I shake my head. “I’m an only child. So were both my parents, so no aunts or uncles or cousins. My father’s parents are alive, but they live in Washington State in some kind of nursing home.”
“Your dad put them in a nursing home?” He seems shocked by this, almost flinching as he says it.
“Yeah, I guess. We were never close with them anyway. I saw them sometimes in the summer when they took a vacation near us. But that was maybe six or seven times in my life that I remember.” I think back to the weird moments with them. Stifled tea hours. Odd conversations. No hugs, no kisses, no little presents like my friends’ grandparents brought them, even though mine had way more money and means. “They’re in their eighties, probably. They had my dad when they were older in life. So once they couldn’t live alone, Dad signed papers for them to live in this center. I remember hearing my parents discuss it.”

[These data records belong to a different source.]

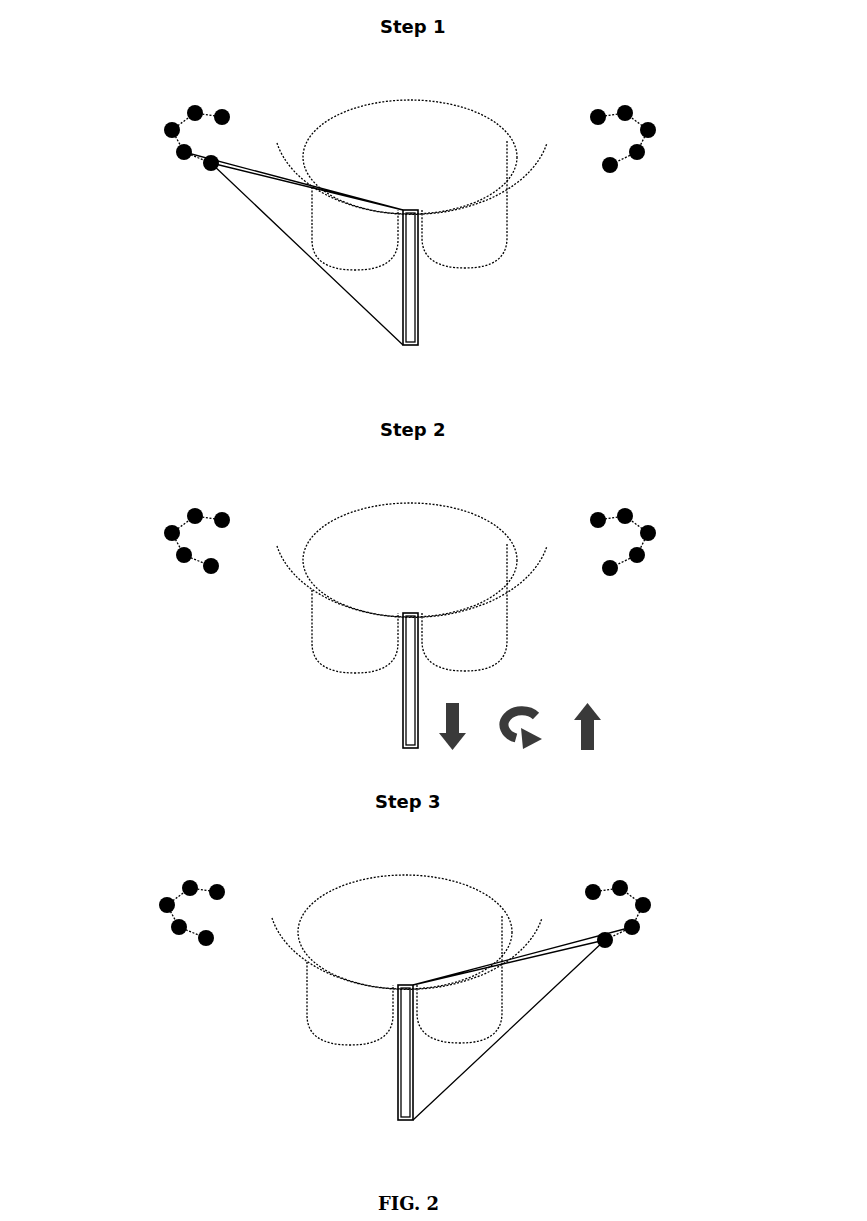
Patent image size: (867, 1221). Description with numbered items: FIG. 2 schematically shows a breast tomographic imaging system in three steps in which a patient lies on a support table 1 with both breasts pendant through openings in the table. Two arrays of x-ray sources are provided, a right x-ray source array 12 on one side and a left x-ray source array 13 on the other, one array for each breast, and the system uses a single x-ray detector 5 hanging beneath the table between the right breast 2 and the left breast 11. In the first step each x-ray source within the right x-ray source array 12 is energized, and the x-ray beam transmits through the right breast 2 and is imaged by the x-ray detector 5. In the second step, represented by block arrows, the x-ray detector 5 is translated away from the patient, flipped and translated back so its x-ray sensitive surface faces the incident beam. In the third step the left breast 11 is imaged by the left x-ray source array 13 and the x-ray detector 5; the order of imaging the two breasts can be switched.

The support table 1 is at (282, 136).
The right breast 2 is at (358, 225).
The x-ray detector 5 is at (401, 283).
The left breast 11 is at (463, 230).
The right x-ray source array 12 is at (163, 130).
The left x-ray source array 13 is at (657, 131).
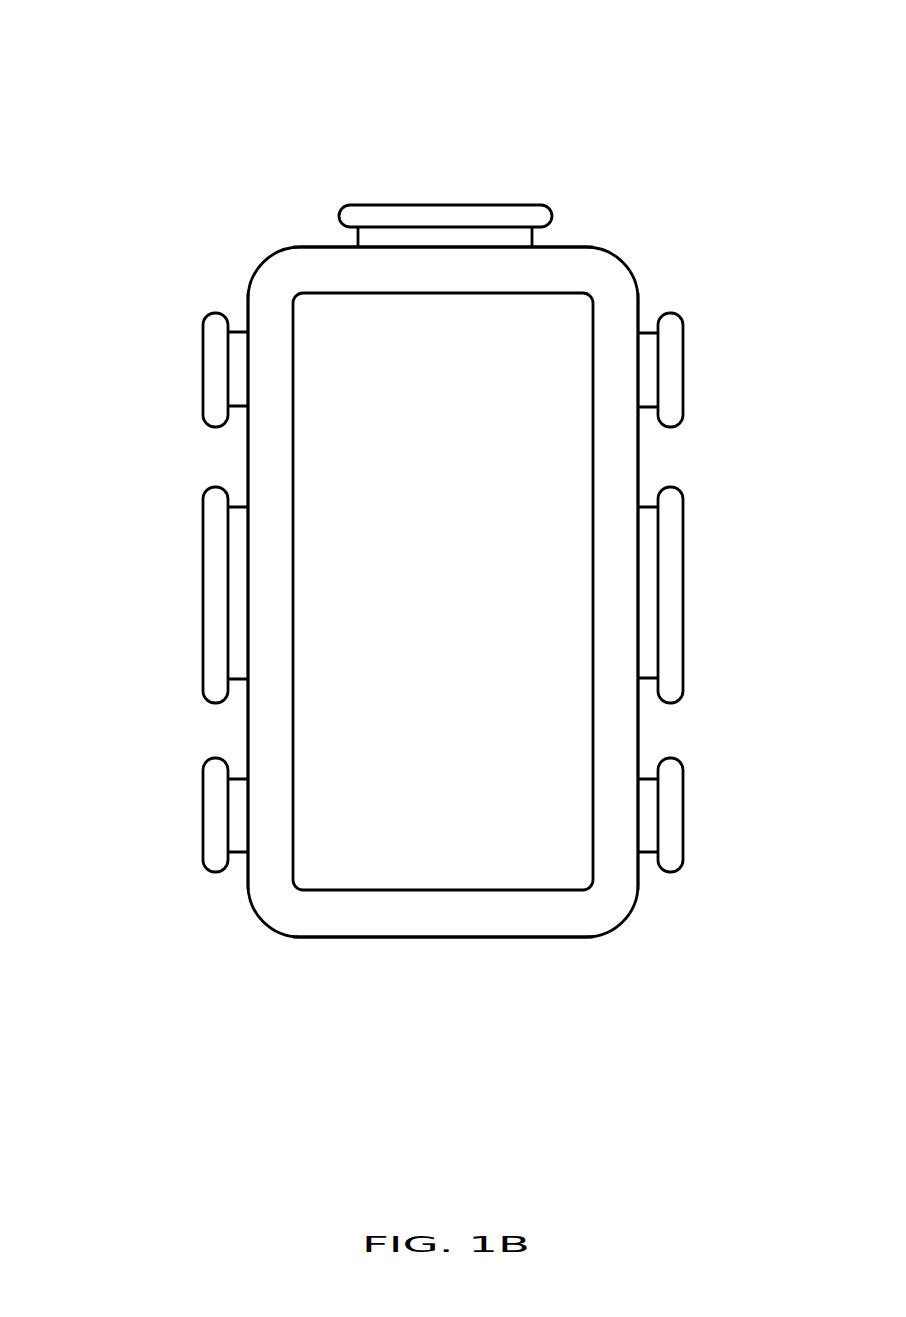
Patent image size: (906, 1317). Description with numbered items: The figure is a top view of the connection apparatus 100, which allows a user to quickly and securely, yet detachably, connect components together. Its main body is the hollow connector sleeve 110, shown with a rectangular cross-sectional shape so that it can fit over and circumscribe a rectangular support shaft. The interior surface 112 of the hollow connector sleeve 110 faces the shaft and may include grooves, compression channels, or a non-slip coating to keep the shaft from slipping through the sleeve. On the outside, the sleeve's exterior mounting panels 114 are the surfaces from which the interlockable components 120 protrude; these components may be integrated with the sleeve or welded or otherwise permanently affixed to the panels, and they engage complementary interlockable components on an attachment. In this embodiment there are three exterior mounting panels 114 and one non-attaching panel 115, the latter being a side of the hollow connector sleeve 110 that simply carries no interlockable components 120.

The connection apparatus 100 is at (122, 93).
The hollow connector sleeve 110 is at (280, 268).
The interior surface 112 is at (587, 374).
The exterior mounting panel 114 is at (321, 244).
The non-attaching panel 115 is at (432, 940).
The interlockable component 120 is at (479, 216).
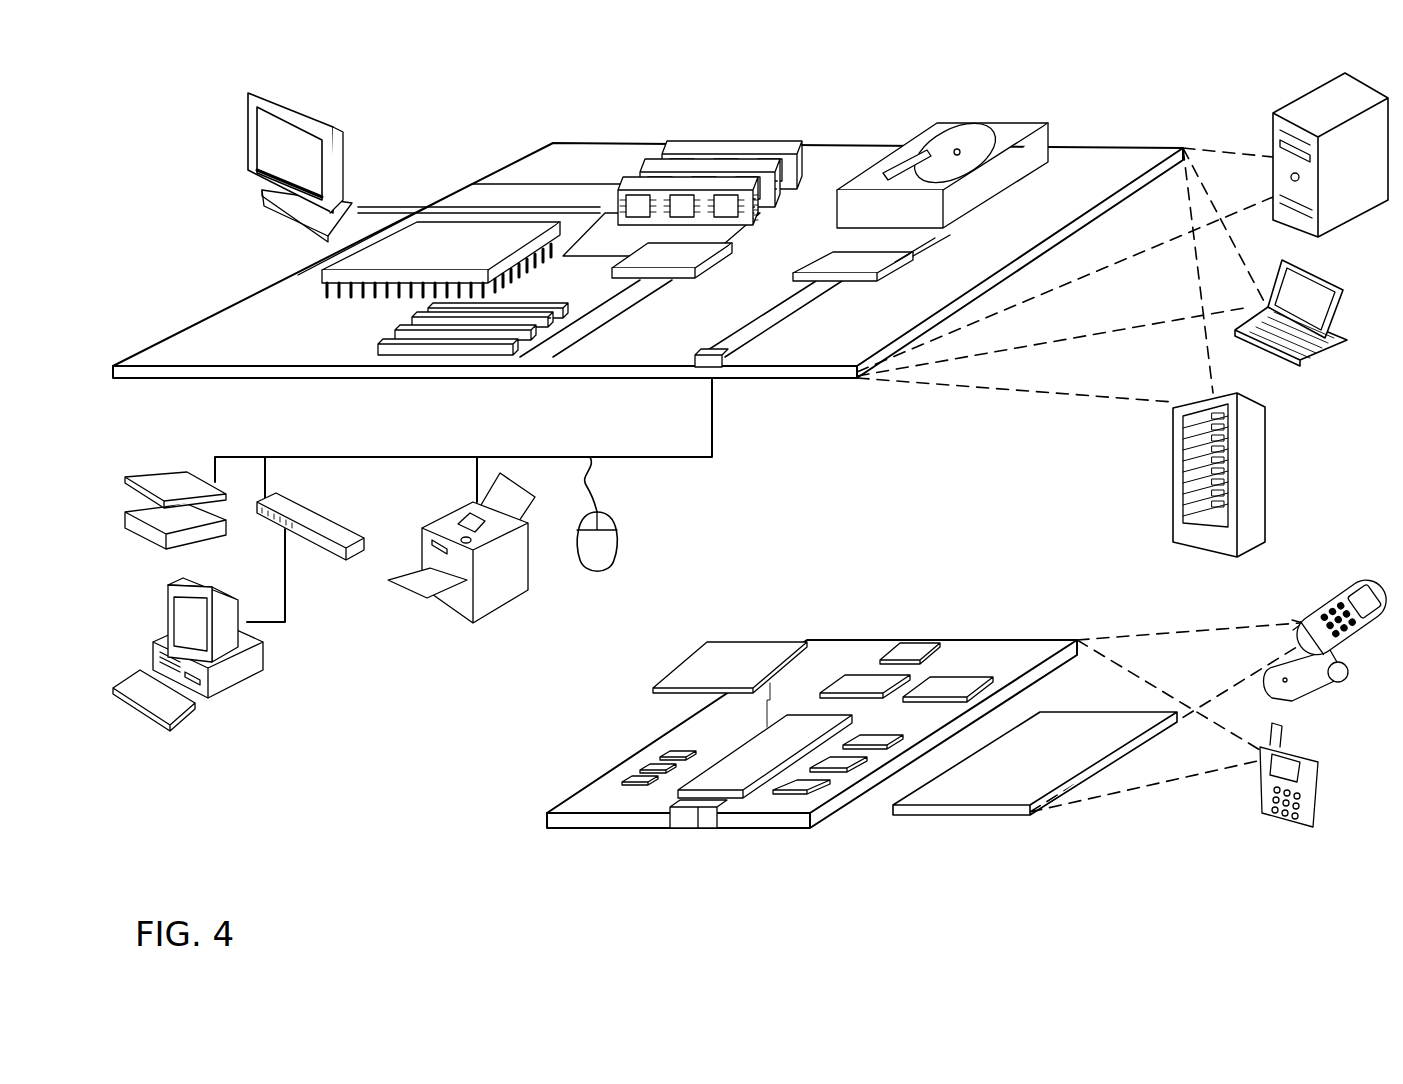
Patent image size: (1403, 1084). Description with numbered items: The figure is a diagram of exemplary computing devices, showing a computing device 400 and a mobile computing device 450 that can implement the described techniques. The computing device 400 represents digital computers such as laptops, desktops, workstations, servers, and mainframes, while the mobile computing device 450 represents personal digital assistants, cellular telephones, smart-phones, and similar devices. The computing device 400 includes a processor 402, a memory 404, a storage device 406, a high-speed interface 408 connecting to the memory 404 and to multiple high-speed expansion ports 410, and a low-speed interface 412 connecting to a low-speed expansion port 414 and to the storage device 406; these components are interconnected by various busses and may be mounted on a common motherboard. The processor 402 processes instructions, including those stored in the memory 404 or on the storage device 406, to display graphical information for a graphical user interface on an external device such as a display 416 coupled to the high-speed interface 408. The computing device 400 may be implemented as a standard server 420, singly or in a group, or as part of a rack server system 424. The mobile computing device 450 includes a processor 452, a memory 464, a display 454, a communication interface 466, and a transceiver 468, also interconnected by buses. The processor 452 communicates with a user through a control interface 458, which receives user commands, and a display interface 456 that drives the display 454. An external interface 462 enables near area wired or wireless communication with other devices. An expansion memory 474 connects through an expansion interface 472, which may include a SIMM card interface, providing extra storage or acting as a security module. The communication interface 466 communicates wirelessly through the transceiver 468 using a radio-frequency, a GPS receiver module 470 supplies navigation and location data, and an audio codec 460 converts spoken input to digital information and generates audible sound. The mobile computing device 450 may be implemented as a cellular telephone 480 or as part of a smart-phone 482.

The computing device 400 is at (457, 114).
The processor 402 is at (330, 274).
The memory 404 is at (673, 138).
The storage device 406 is at (923, 120).
The high-speed interface 408 is at (643, 255).
The high-speed expansion ports 410 is at (397, 333).
The low-speed interface 412 is at (833, 257).
The low-speed expansion port 414 is at (728, 362).
The display 416 is at (250, 92).
The standard server 420 is at (1273, 133).
The rack server system 424 is at (1170, 502).
The mobile computing device 450 is at (514, 827).
The processor 452 is at (735, 780).
The display 454 is at (992, 800).
The display interface 456 is at (806, 787).
The control interface 458 is at (870, 760).
The audio codec 460 is at (873, 740).
The external interface 462 is at (698, 818).
The memory 464 is at (643, 772).
The communication interface 466 is at (865, 682).
The transceiver 468 is at (950, 683).
The GPS receiver module 470 is at (920, 642).
The expansion interface 472 is at (790, 658).
The expansion memory 474 is at (707, 657).
The cellular telephone 480 is at (1325, 600).
The smart-phone 482 is at (1263, 787).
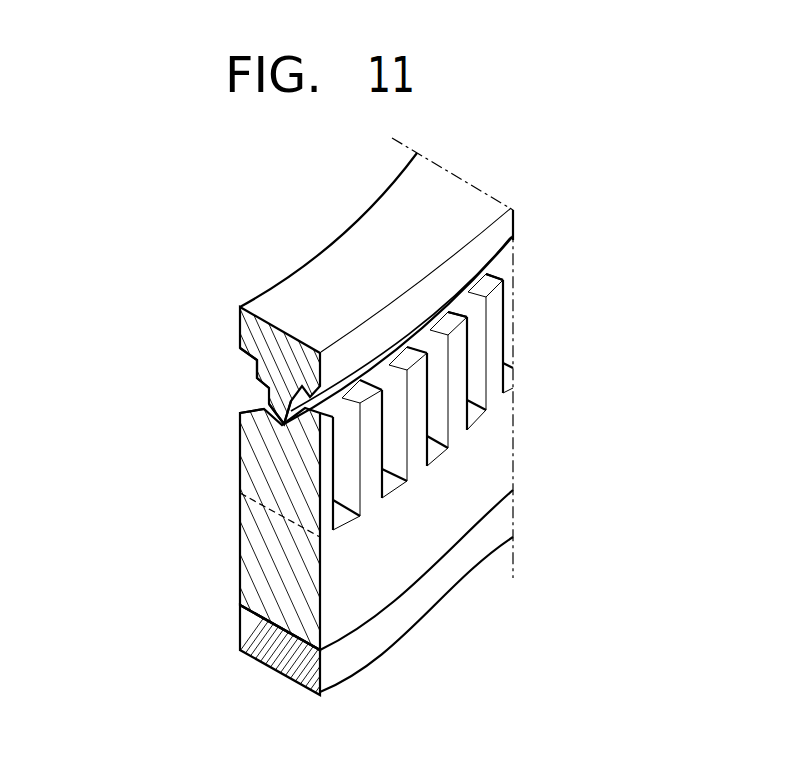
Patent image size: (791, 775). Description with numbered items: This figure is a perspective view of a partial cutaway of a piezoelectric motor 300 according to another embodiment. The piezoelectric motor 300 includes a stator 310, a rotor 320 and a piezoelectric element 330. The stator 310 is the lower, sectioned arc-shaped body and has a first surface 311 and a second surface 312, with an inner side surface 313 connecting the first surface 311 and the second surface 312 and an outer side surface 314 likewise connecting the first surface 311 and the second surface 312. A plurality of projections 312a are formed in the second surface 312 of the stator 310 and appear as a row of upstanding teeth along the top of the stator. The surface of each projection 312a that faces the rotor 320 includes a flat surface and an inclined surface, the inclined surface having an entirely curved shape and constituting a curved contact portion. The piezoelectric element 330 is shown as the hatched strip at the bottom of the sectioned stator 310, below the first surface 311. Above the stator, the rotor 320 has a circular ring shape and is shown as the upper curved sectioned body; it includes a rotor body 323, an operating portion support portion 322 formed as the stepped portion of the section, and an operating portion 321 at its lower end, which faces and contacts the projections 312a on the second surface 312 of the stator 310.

The piezoelectric motor 300 is at (626, 167).
The stator 310 is at (360, 487).
The first surface 311 is at (256, 622).
The second surface 312 is at (437, 452).
The projection 312a is at (280, 475).
The inner side surface 313 is at (240, 543).
The outer side surface 314 is at (377, 595).
The rotor 320 is at (291, 292).
The operating portion 321 is at (258, 407).
The operating portion support portion 322 is at (258, 368).
The rotor body 323 is at (253, 335).
The piezoelectric element 330 is at (262, 641).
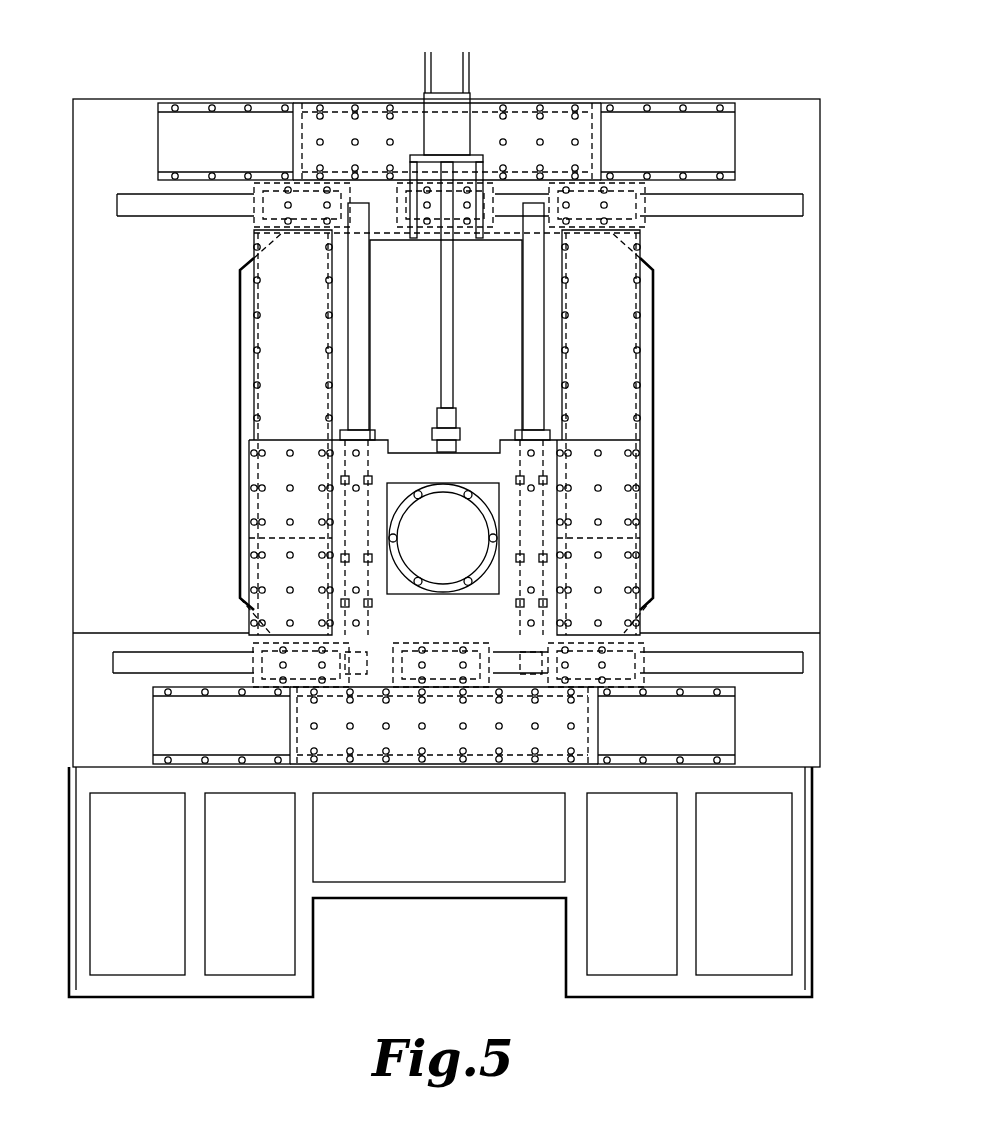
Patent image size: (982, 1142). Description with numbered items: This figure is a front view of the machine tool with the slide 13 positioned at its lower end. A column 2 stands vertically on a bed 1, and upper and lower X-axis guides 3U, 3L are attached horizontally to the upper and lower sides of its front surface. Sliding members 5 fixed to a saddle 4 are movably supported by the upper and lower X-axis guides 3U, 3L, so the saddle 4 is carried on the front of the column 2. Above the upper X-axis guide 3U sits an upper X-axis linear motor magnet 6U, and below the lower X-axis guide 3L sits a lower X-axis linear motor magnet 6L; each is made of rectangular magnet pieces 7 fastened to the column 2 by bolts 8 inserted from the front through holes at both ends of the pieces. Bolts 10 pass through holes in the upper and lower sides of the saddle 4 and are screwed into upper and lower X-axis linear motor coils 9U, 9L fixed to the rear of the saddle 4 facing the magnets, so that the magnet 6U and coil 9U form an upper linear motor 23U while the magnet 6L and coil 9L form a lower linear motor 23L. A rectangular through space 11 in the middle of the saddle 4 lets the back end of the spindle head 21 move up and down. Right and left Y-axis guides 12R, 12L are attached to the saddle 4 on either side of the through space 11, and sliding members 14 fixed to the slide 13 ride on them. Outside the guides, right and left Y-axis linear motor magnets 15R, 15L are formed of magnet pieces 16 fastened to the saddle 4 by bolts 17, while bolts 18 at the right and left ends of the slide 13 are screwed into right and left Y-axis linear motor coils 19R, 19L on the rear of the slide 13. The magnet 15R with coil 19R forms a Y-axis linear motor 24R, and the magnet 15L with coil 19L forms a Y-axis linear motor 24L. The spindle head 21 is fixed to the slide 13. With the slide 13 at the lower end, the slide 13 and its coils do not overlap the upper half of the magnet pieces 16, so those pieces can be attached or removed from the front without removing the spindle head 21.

The bed 1 is at (805, 850).
The column 2 is at (773, 391).
The upper X-axis guide 3U is at (784, 200).
The lower X-axis guide 3L is at (770, 672).
The saddle 4 is at (654, 520).
The sliding members 5 is at (254, 220).
The upper X-axis linear motor magnet 6U is at (640, 100).
The lower X-axis linear motor magnet 6L is at (635, 768).
The magnet pieces 7 is at (725, 140).
The bolts 8 is at (686, 174).
The upper X-axis linear motor coil 9U is at (302, 100).
The lower X-axis linear motor coil 9L is at (290, 740).
The bolts 10 is at (325, 172).
The rectangular through space 11 is at (493, 334).
The left Y-axis guide 12L is at (362, 268).
The right Y-axis guide 12R is at (532, 266).
The slide 13 is at (435, 605).
The sliding members 14 is at (372, 432).
The left Y-axis linear motor magnet 15L is at (252, 304).
The right Y-axis linear motor magnet 15R is at (642, 295).
The magnet pieces 16 is at (268, 266).
The bolts 17 is at (327, 315).
The bolts 18 is at (258, 522).
The left Y-axis linear motor coil 19L is at (255, 624).
The right Y-axis linear motor coil 19R is at (628, 625).
The spindle head 21 is at (455, 524).
The upper linear motor 23U is at (556, 100).
The lower linear motor 23L is at (468, 768).
The Y-axis linear motor 24L is at (249, 462).
The Y-axis linear motor 24R is at (640, 450).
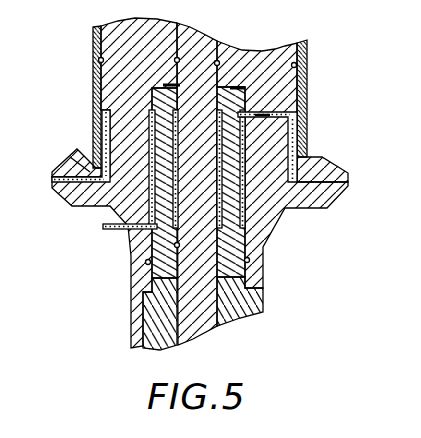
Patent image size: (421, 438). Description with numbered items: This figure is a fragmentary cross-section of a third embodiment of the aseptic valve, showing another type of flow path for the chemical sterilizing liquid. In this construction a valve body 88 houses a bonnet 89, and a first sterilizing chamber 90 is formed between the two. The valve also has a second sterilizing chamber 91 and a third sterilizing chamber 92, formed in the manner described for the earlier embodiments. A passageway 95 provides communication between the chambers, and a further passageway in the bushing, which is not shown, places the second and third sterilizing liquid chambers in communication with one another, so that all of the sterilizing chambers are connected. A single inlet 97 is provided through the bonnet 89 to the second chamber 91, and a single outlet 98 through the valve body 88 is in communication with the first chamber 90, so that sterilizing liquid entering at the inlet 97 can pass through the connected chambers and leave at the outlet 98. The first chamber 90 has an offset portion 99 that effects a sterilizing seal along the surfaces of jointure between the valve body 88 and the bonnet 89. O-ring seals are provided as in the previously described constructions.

The valve body 88 is at (300, 78).
The bonnet 89 is at (284, 45).
The sterilizing chamber 90 is at (292, 147).
The second sterilizing chamber 91 is at (155, 122).
The third sterilizing chamber 92 is at (173, 226).
The passageway 95 is at (273, 111).
The inlet 97 is at (97, 225).
The outlet 98 is at (73, 146).
The offset portion 99 is at (300, 174).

He whistles through his teeth. “They’re hard core.”
“Why do you say that?”
“Because unless you cannot physically care for your family, you don’t put them in a nursing home, Dani. They’re your blood. Their sacrifices got you where you are, in part.” He cringes, as if maybe he’s overstepped. “I just didn’t grow up like that, I guess. My mom’s mom lives in a little guesthouse behind my parents. And if I have to take care of my mom when she gets old, I will. I won’t lock her up somewhere.” He chuckles. “Graham gets Dad though.”